If basal insulin alone isn’t enough, rapid-acting (bolus) insulin can be added before meals to handle the blood sugar spike from eating. Rapid-acting insulin starts working within 15 minutes, peaks within one to three hours, and wears off in about four to five hours. The general goal is a roughly 50/50 split between basal and mealtime insulin in the total daily dose. Timing matters: rapid-acting insulin is typically injected within 15 minutes of eating, while regular insulin needs to be taken 30 minutes before a meal.

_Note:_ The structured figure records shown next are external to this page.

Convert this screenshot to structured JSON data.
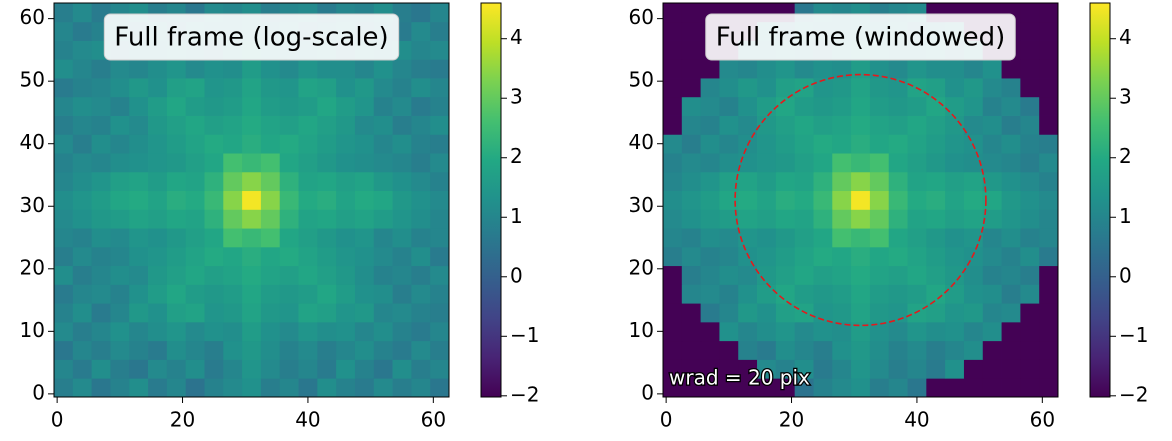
{
  "chart_data": [
    {
      "type": "heatmap",
      "title": "Full frame (log-scale)",
      "colormap": "viridis",
      "xbins": [
        -0.5,
        2.5,
        5.5,
        8.5,
        11.5,
        14.5,
        17.5,
        20.5,
        23.5,
        26.5,
        29.5,
        32.5,
        35.5,
        38.5,
        41.5,
        44.5,
        47.5,
        50.5,
        53.5,
        56.5,
        59.5,
        62.5
      ],
      "ybins": [
        -0.5,
        2.5,
        5.5,
        8.5,
        11.5,
        14.5,
        17.5,
        20.5,
        23.5,
        26.5,
        29.5,
        32.5,
        35.5,
        38.5,
        41.5,
        44.5,
        47.5,
        50.5,
        53.5,
        56.5,
        59.5,
        62.5
      ],
      "xlim": [
        -0.5,
        62.5
      ],
      "ylim": [
        -0.5,
        62.5
      ],
      "xticks": [
        0,
        20,
        40,
        60
      ],
      "yticks": [
        0,
        10,
        20,
        30,
        40,
        50,
        60
      ],
      "clim": [
        -2.02,
        4.6
      ],
      "colorbar_ticks": [
        {
          "value": -2,
          "label": "−2"
        },
        {
          "value": -1,
          "label": "−1"
        },
        0,
        1,
        2,
        3,
        4
      ],
      "values": [
        [
          0.8,
          1.1,
          0.6,
          0.9,
          1.2,
          0.7,
          1.0,
          0.5,
          0.9,
          1.1,
          1.3,
          0.8,
          1.0,
          0.6,
          1.2,
          0.9,
          0.7,
          1.1,
          0.8,
          1.0,
          0.6
        ],
        [
          1.0,
          0.7,
          1.2,
          0.8,
          0.6,
          1.1,
          0.9,
          1.2,
          0.7,
          1.0,
          1.4,
          1.1,
          0.8,
          1.0,
          0.7,
          1.3,
          0.9,
          0.6,
          1.2,
          0.8,
          1.0
        ],
        [
          0.6,
          1.0,
          0.8,
          1.1,
          0.9,
          0.7,
          1.2,
          1.0,
          0.8,
          1.3,
          1.5,
          1.2,
          0.9,
          1.1,
          0.8,
          1.0,
          1.2,
          0.9,
          0.7,
          1.1,
          0.8
        ],
        [
          1.1,
          0.8,
          1.0,
          1.3,
          1.0,
          1.2,
          1.4,
          1.1,
          1.3,
          1.2,
          1.6,
          1.3,
          1.1,
          1.4,
          1.2,
          1.3,
          1.0,
          1.2,
          0.9,
          0.7,
          1.0
        ],
        [
          0.9,
          1.2,
          0.7,
          1.0,
          1.5,
          1.3,
          1.7,
          1.8,
          1.4,
          1.5,
          1.8,
          1.5,
          1.4,
          1.8,
          1.7,
          1.4,
          1.5,
          1.0,
          1.1,
          0.9,
          0.8
        ],
        [
          0.7,
          1.0,
          1.1,
          0.9,
          1.3,
          1.6,
          1.9,
          1.6,
          1.5,
          1.6,
          1.9,
          1.6,
          1.5,
          1.6,
          1.9,
          1.6,
          1.3,
          1.2,
          0.8,
          1.1,
          0.9
        ],
        [
          1.2,
          0.8,
          1.0,
          1.2,
          1.1,
          1.5,
          1.7,
          1.9,
          1.7,
          1.8,
          2.0,
          1.8,
          1.7,
          1.9,
          1.7,
          1.5,
          1.2,
          0.9,
          1.0,
          0.8,
          1.1
        ],
        [
          0.8,
          1.1,
          0.9,
          1.0,
          1.3,
          1.4,
          1.6,
          1.8,
          2.0,
          1.9,
          2.1,
          1.9,
          2.0,
          1.8,
          1.6,
          1.4,
          1.3,
          1.1,
          0.9,
          1.2,
          0.7
        ],
        [
          1.0,
          0.9,
          1.2,
          1.1,
          1.4,
          1.3,
          1.5,
          1.7,
          1.9,
          2.6,
          2.4,
          2.6,
          1.9,
          1.7,
          1.5,
          1.3,
          1.4,
          1.0,
          1.2,
          0.9,
          1.0
        ],
        [
          1.1,
          1.3,
          1.5,
          1.6,
          1.8,
          1.7,
          1.9,
          1.8,
          2.2,
          3.0,
          3.4,
          3.0,
          2.2,
          1.8,
          1.9,
          1.7,
          1.8,
          1.6,
          1.4,
          1.2,
          1.0
        ],
        [
          1.2,
          1.4,
          1.6,
          1.9,
          2.0,
          1.8,
          2.1,
          2.0,
          2.4,
          3.4,
          4.5,
          3.4,
          2.4,
          2.0,
          2.1,
          1.8,
          2.0,
          1.9,
          1.5,
          1.3,
          1.1
        ],
        [
          1.0,
          1.2,
          1.4,
          1.7,
          1.8,
          1.6,
          1.9,
          1.8,
          2.2,
          3.0,
          3.4,
          3.0,
          2.2,
          1.8,
          1.9,
          1.7,
          1.8,
          1.5,
          1.3,
          1.1,
          0.9
        ],
        [
          0.9,
          1.1,
          1.0,
          1.2,
          1.3,
          1.4,
          1.5,
          1.7,
          1.9,
          2.6,
          2.4,
          2.6,
          1.9,
          1.7,
          1.5,
          1.3,
          1.2,
          1.1,
          1.0,
          0.8,
          1.1
        ],
        [
          1.1,
          0.8,
          1.2,
          1.0,
          1.2,
          1.4,
          1.6,
          1.8,
          2.0,
          1.9,
          2.1,
          1.9,
          2.0,
          1.8,
          1.6,
          1.4,
          1.3,
          1.0,
          1.2,
          0.9,
          0.8
        ],
        [
          0.8,
          1.0,
          0.9,
          1.3,
          1.1,
          1.5,
          1.7,
          1.9,
          1.7,
          1.8,
          2.0,
          1.8,
          1.7,
          1.9,
          1.7,
          1.5,
          1.1,
          1.2,
          0.8,
          1.0,
          1.2
        ],
        [
          1.0,
          1.2,
          1.1,
          0.9,
          1.3,
          1.6,
          1.9,
          1.6,
          1.5,
          1.6,
          1.9,
          1.6,
          1.5,
          1.6,
          1.9,
          1.6,
          1.4,
          0.9,
          1.1,
          0.7,
          0.9
        ],
        [
          0.7,
          0.9,
          1.0,
          1.2,
          1.5,
          1.3,
          1.7,
          1.8,
          1.4,
          1.5,
          1.8,
          1.5,
          1.4,
          1.8,
          1.7,
          1.3,
          1.5,
          1.1,
          0.9,
          1.2,
          1.0
        ],
        [
          1.2,
          1.0,
          0.8,
          1.1,
          1.0,
          1.2,
          1.4,
          1.1,
          1.3,
          1.2,
          1.6,
          1.3,
          1.1,
          1.4,
          1.2,
          1.2,
          1.0,
          1.3,
          1.0,
          0.8,
          0.7
        ],
        [
          0.9,
          1.1,
          1.2,
          0.7,
          1.0,
          0.9,
          1.1,
          1.0,
          0.8,
          1.2,
          1.5,
          1.1,
          0.9,
          1.0,
          1.2,
          0.8,
          1.1,
          0.9,
          1.2,
          1.0,
          1.1
        ],
        [
          1.0,
          0.7,
          0.9,
          1.1,
          0.8,
          1.2,
          0.7,
          1.1,
          1.0,
          0.9,
          1.3,
          1.0,
          1.2,
          0.7,
          0.9,
          1.1,
          0.8,
          1.0,
          0.7,
          1.1,
          0.8
        ],
        [
          0.8,
          1.1,
          0.7,
          1.0,
          1.2,
          0.8,
          1.0,
          0.6,
          1.1,
          1.0,
          1.2,
          0.8,
          1.0,
          1.1,
          0.7,
          1.0,
          0.9,
          1.2,
          0.8,
          0.6,
          1.0
        ]
      ]
    },
    {
      "type": "heatmap",
      "title": "Full frame (windowed)",
      "colormap": "viridis",
      "annotation": "wrad = 20 pix",
      "circle": {
        "center": [
          31,
          31
        ],
        "radius": 20,
        "color": "#e41a1c"
      },
      "xbins": [
        -0.5,
        2.5,
        5.5,
        8.5,
        11.5,
        14.5,
        17.5,
        20.5,
        23.5,
        26.5,
        29.5,
        32.5,
        35.5,
        38.5,
        41.5,
        44.5,
        47.5,
        50.5,
        53.5,
        56.5,
        59.5,
        62.5
      ],
      "ybins": [
        -0.5,
        2.5,
        5.5,
        8.5,
        11.5,
        14.5,
        17.5,
        20.5,
        23.5,
        26.5,
        29.5,
        32.5,
        35.5,
        38.5,
        41.5,
        44.5,
        47.5,
        50.5,
        53.5,
        56.5,
        59.5,
        62.5
      ],
      "xlim": [
        -0.5,
        62.5
      ],
      "ylim": [
        -0.5,
        62.5
      ],
      "xticks": [
        0,
        20,
        40,
        60
      ],
      "yticks": [
        0,
        10,
        20,
        30,
        40,
        50,
        60
      ],
      "clim": [
        -2.02,
        4.6
      ],
      "colorbar_ticks": [
        {
          "value": -2,
          "label": "−2"
        },
        {
          "value": -1,
          "label": "−1"
        },
        0,
        1,
        2,
        3,
        4
      ],
      "values": [
        [
          -2,
          -2,
          -2,
          -2,
          -2,
          -2,
          -2,
          0.5,
          0.9,
          1.1,
          1.3,
          0.8,
          1.0,
          0.6,
          -2,
          -2,
          -2,
          -2,
          -2,
          -2,
          -2
        ],
        [
          -2,
          -2,
          -2,
          -2,
          -2,
          1.1,
          0.9,
          1.2,
          0.7,
          1.0,
          1.4,
          1.1,
          0.8,
          1.0,
          0.7,
          1.3,
          -2,
          -2,
          -2,
          -2,
          -2
        ],
        [
          -2,
          -2,
          -2,
          -2,
          0.9,
          0.7,
          1.2,
          1.0,
          0.8,
          1.3,
          1.5,
          1.2,
          0.9,
          1.1,
          0.8,
          1.0,
          1.2,
          -2,
          -2,
          -2,
          -2
        ],
        [
          -2,
          -2,
          -2,
          1.3,
          1.0,
          1.2,
          1.4,
          1.1,
          1.3,
          1.2,
          1.6,
          1.3,
          1.1,
          1.4,
          1.2,
          1.3,
          1.0,
          1.2,
          -2,
          -2,
          -2
        ],
        [
          -2,
          -2,
          0.7,
          1.0,
          1.5,
          1.3,
          1.7,
          1.8,
          1.4,
          1.5,
          1.8,
          1.5,
          1.4,
          1.8,
          1.7,
          1.4,
          1.5,
          1.0,
          1.1,
          -2,
          -2
        ],
        [
          -2,
          1.0,
          1.1,
          0.9,
          1.3,
          1.6,
          1.9,
          1.6,
          1.5,
          1.6,
          1.9,
          1.6,
          1.5,
          1.6,
          1.9,
          1.6,
          1.3,
          1.2,
          0.8,
          1.1,
          -2
        ],
        [
          -2,
          0.8,
          1.0,
          1.2,
          1.1,
          1.5,
          1.7,
          1.9,
          1.7,
          1.8,
          2.0,
          1.8,
          1.7,
          1.9,
          1.7,
          1.5,
          1.2,
          0.9,
          1.0,
          0.8,
          -2
        ],
        [
          0.8,
          1.1,
          0.9,
          1.0,
          1.3,
          1.4,
          1.6,
          1.8,
          2.0,
          1.9,
          2.1,
          1.9,
          2.0,
          1.8,
          1.6,
          1.4,
          1.3,
          1.1,
          0.9,
          1.2,
          0.7
        ],
        [
          1.0,
          0.9,
          1.2,
          1.1,
          1.4,
          1.3,
          1.5,
          1.7,
          1.9,
          2.6,
          2.4,
          2.6,
          1.9,
          1.7,
          1.5,
          1.3,
          1.4,
          1.0,
          1.2,
          0.9,
          1.0
        ],
        [
          1.1,
          1.3,
          1.5,
          1.6,
          1.8,
          1.7,
          1.9,
          1.8,
          2.2,
          3.0,
          3.4,
          3.0,
          2.2,
          1.8,
          1.9,
          1.7,
          1.8,
          1.6,
          1.4,
          1.2,
          1.0
        ],
        [
          1.2,
          1.4,
          1.6,
          1.9,
          2.0,
          1.8,
          2.1,
          2.0,
          2.4,
          3.4,
          4.5,
          3.4,
          2.4,
          2.0,
          2.1,
          1.8,
          2.0,
          1.9,
          1.5,
          1.3,
          1.1
        ],
        [
          1.0,
          1.2,
          1.4,
          1.7,
          1.8,
          1.6,
          1.9,
          1.8,
          2.2,
          3.0,
          3.4,
          3.0,
          2.2,
          1.8,
          1.9,
          1.7,
          1.8,
          1.5,
          1.3,
          1.1,
          0.9
        ],
        [
          0.9,
          1.1,
          1.0,
          1.2,
          1.3,
          1.4,
          1.5,
          1.7,
          1.9,
          2.6,
          2.4,
          2.6,
          1.9,
          1.7,
          1.5,
          1.3,
          1.2,
          1.1,
          1.0,
          0.8,
          1.1
        ],
        [
          1.1,
          0.8,
          1.2,
          1.0,
          1.2,
          1.4,
          1.6,
          1.8,
          2.0,
          1.9,
          2.1,
          1.9,
          2.0,
          1.8,
          1.6,
          1.4,
          1.3,
          1.0,
          1.2,
          0.9,
          0.8
        ],
        [
          -2,
          1.0,
          0.9,
          1.3,
          1.1,
          1.5,
          1.7,
          1.9,
          1.7,
          1.8,
          2.0,
          1.8,
          1.7,
          1.9,
          1.7,
          1.5,
          1.1,
          1.2,
          0.8,
          1.0,
          -2
        ],
        [
          -2,
          1.2,
          1.1,
          0.9,
          1.3,
          1.6,
          1.9,
          1.6,
          1.5,
          1.6,
          1.9,
          1.6,
          1.5,
          1.6,
          1.9,
          1.6,
          1.4,
          0.9,
          1.1,
          0.7,
          -2
        ],
        [
          -2,
          -2,
          1.0,
          1.2,
          1.5,
          1.3,
          1.7,
          1.8,
          1.4,
          1.5,
          1.8,
          1.5,
          1.4,
          1.8,
          1.7,
          1.3,
          1.5,
          1.1,
          0.9,
          -2,
          -2
        ],
        [
          -2,
          -2,
          -2,
          1.1,
          1.0,
          1.2,
          1.4,
          1.1,
          1.3,
          1.2,
          1.6,
          1.3,
          1.1,
          1.4,
          1.2,
          1.2,
          1.0,
          1.3,
          -2,
          -2,
          -2
        ],
        [
          -2,
          -2,
          -2,
          -2,
          1.0,
          0.9,
          1.1,
          1.0,
          0.8,
          1.2,
          1.5,
          1.1,
          0.9,
          1.0,
          1.2,
          0.8,
          1.1,
          -2,
          -2,
          -2,
          -2
        ],
        [
          -2,
          -2,
          -2,
          -2,
          -2,
          1.2,
          0.7,
          1.1,
          1.0,
          0.9,
          1.3,
          1.0,
          1.2,
          0.7,
          0.9,
          1.1,
          -2,
          -2,
          -2,
          -2,
          -2
        ],
        [
          -2,
          -2,
          -2,
          -2,
          -2,
          -2,
          -2,
          0.6,
          1.1,
          1.0,
          1.2,
          0.8,
          1.0,
          1.1,
          -2,
          -2,
          -2,
          -2,
          -2,
          -2,
          -2
        ]
      ]
    }
  ]
}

One practical risk with mealtime insulin is “stacking,” which happens when you take a correction dose too soon after your previous injection. Because rapid-acting insulin stays active for four to six hours, injecting again within that window can cause blood sugar to drop dangerously low. Spacing doses at least four hours apart helps avoid this.
How Doctors Choose Between Them
The choice of medication depends on more than just blood sugar numbers. For someone with heart failure or chronic kidney disease, SGLT2 inhibitors offer benefits beyond glucose control. For someone whose primary concern is weight, a GLP-1 agonist or tirzepatide may be the better fit. Cost, insurance coverage, and whether a person prefers pills over injections all factor in.
When A1c is 1.5 to 2 percentage points above the target at diagnosis, current guidelines recommend starting with two medications right away rather than trying one and waiting. This approach gets blood sugar to goal faster, which reduces the risk of complications. Many people with type 2 diabetes will use more than one medication class over the course of their treatment, either in combination or sequentially as the disease progresses.